A opção de reabrir os centros de dia é vista com bom olhos, até porque muitos idosos estão em casa, a maioria isolados, desde o dia 16 de março. Ao SOL, Ricardo Pocinho, presidente da Associação Nacional de Gerontologia Social, defende que «os centros de dia já deveriam ter aberto há algum tempo, sobretudo quando foi ultrapassada a fase de confinamento e as visitas foram permitidas nas Estruturas Residenciais para Pessoas Idosas».

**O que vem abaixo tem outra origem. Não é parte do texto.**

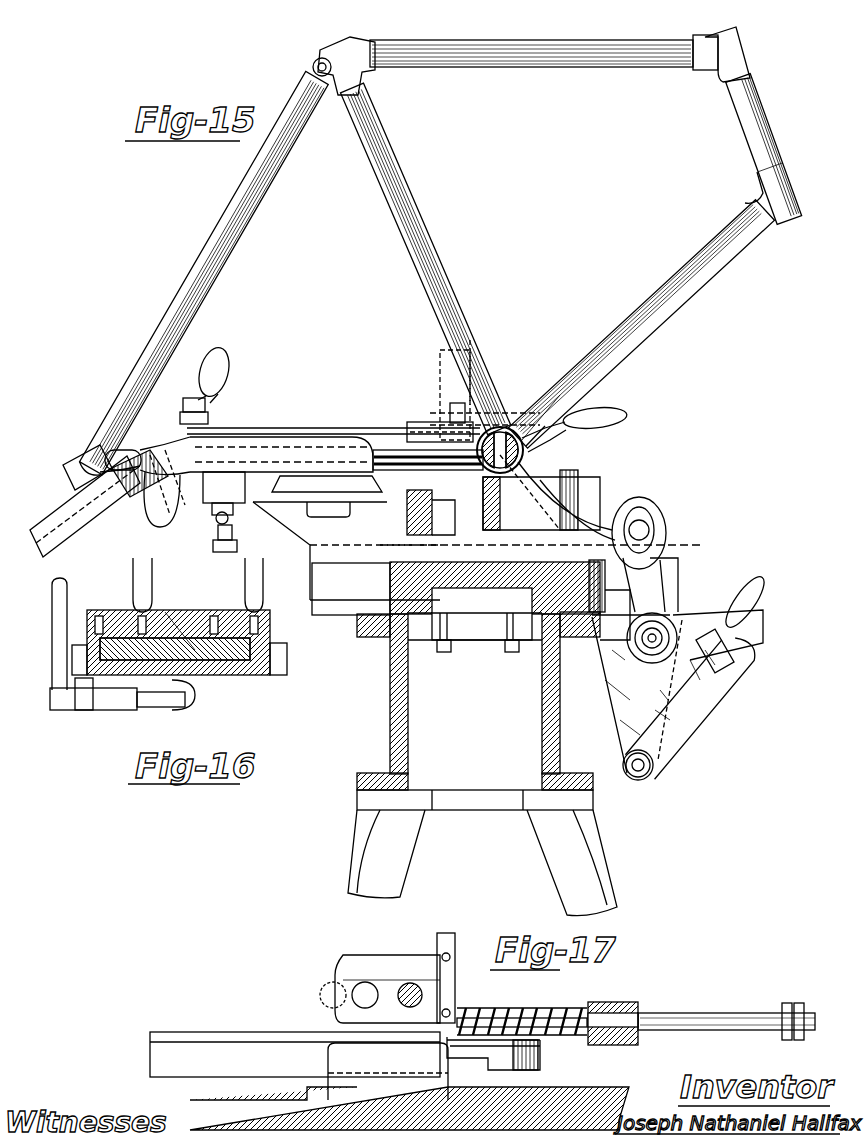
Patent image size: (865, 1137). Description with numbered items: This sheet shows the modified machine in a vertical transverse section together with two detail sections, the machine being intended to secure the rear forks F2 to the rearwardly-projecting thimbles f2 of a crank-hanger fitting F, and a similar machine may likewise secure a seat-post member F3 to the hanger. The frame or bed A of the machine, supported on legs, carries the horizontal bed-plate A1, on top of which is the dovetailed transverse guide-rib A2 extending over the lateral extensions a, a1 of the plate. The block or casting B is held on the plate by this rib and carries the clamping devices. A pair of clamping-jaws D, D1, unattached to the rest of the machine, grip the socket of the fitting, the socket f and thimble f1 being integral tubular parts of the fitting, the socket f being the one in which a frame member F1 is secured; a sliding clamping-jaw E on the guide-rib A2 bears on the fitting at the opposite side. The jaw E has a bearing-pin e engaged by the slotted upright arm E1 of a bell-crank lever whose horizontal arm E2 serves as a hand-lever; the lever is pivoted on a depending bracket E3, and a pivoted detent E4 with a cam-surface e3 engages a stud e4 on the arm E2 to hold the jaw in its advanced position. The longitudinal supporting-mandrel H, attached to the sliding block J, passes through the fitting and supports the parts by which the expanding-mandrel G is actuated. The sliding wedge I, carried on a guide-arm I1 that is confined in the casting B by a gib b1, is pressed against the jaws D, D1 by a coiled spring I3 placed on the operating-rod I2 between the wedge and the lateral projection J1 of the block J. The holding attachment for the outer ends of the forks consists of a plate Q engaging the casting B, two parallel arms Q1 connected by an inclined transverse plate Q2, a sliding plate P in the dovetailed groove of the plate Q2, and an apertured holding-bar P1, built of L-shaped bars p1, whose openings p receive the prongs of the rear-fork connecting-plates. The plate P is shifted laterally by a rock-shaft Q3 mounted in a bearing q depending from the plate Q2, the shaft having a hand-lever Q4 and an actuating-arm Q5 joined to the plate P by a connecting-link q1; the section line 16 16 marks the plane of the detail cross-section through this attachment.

In FIG. 15, the fitting F is at (600, 425).
In FIG. 15, the frame member F1 is at (648, 340).
In FIG. 15, the rear forks F2 is at (428, 426).
In FIG. 15, the seat-post member F3 is at (455, 300).
In FIG. 15, the supporting-mandrel H is at (524, 455).
In FIG. 15, the expanding-mandrel G is at (440, 420).
In FIG. 15, the socket f is at (528, 438).
In FIG. 15, the thimble f1 is at (534, 406).
In FIG. 17, the rearwardly-projecting thimbles f2 is at (362, 985).
In FIG. 15, the clamping-jaw D is at (540, 515).
In FIG. 17, the clamping-jaw D is at (325, 1018).
In FIG. 15, the clamping-jaw D1 is at (470, 400).
In FIG. 17, the clamping-jaw D1 is at (422, 975).
In FIG. 15, the plate Q is at (312, 470).
In FIG. 15, the parallel arms Q1 is at (240, 445).
In FIG. 15, the transverse plate Q2 is at (114, 520).
In FIG. 16, the transverse plate Q2 is at (252, 678).
In FIG. 16, the rock-shaft Q3 is at (110, 712).
In FIG. 15, the hand-lever Q4 is at (235, 362).
In FIG. 16, the hand-lever Q4 is at (52, 628).
In FIG. 15, the actuating-arm Q5 is at (212, 512).
In FIG. 16, the actuating-arm Q5 is at (181, 706).
In FIG. 16, the bearing q is at (85, 712).
In FIG. 15, the connecting-link q1 is at (164, 460).
In FIG. 16, the transverse openings p is at (283, 620).
In FIG. 15, the L-shaped bars p1 is at (72, 488).
In FIG. 16, the sliding plate P is at (205, 680).
In FIG. 16, the apertured holding-bar P1 is at (185, 614).
In FIG. 15, the section line 16 is at (75, 478).
In FIG. 15, the casting B is at (346, 551).
In FIG. 17, the casting B is at (388, 1071).
In FIG. 15, the gib b1 is at (420, 545).
In FIG. 15, the lateral extension a is at (456, 601).
In FIG. 15, the lateral extension a1 is at (609, 600).
In FIG. 15, the frame A is at (482, 764).
In FIG. 17, the bed-plate A1 is at (545, 1085).
In FIG. 15, the guide-rib A2 is at (680, 567).
In FIG. 17, the sliding wedge I is at (348, 955).
In FIG. 15, the guide-arm I1 is at (408, 513).
In FIG. 17, the guide-arm I1 is at (198, 1035).
In FIG. 17, the operating-rod I2 is at (688, 1012).
In FIG. 17, the coiled spring I3 is at (488, 1010).
In FIG. 15, the sliding block J is at (520, 482).
In FIG. 17, the lateral projection J1 is at (608, 1000).
In FIG. 15, the sliding clamping-jaw E is at (505, 497).
In FIG. 15, the upright arm E1 is at (650, 585).
In FIG. 15, the horizontal arm E2 is at (765, 628).
In FIG. 15, the depending bracket E3 is at (653, 697).
In FIG. 15, the pivoted detent E4 is at (700, 720).
In FIG. 15, the bearing-pin e is at (650, 530).
In FIG. 15, the cam-surface e3 is at (735, 655).
In FIG. 15, the stud e4 is at (748, 632).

«O encerramento dos centros de dia catapultou milhares de idosos para uma situação de isolamento, de solidão, onde viram diminuir as suas capacidades de mobilidade e viram agudizar as suas patologias, sobretudo ligadas às questões emocionais, psicológicas», acrescenta Ricardo Pocinho. Agora, perante as orientações enviadas pela tutela, o presidente da Associação Nacional de Gerontologia Social defende que cabe às instituições avaliar as suas capacidades, quer a nível de recursos humanos, quer a nível de recursos materiais. Uma das medidas que deverá ser adotada pelos centros de dia passa por pedir o relatório médico a cada utente para que a instituição tenha conhecimento do estado cliente de cada pessoa que recebe. «A situação que os idosos vivenciaram é extraordinariamente pior do que o risco que se podem correr e as instituições têm agora muito mais conhecimento para poderem responder a esta necessidade», defendeu Ricardo Pocinho.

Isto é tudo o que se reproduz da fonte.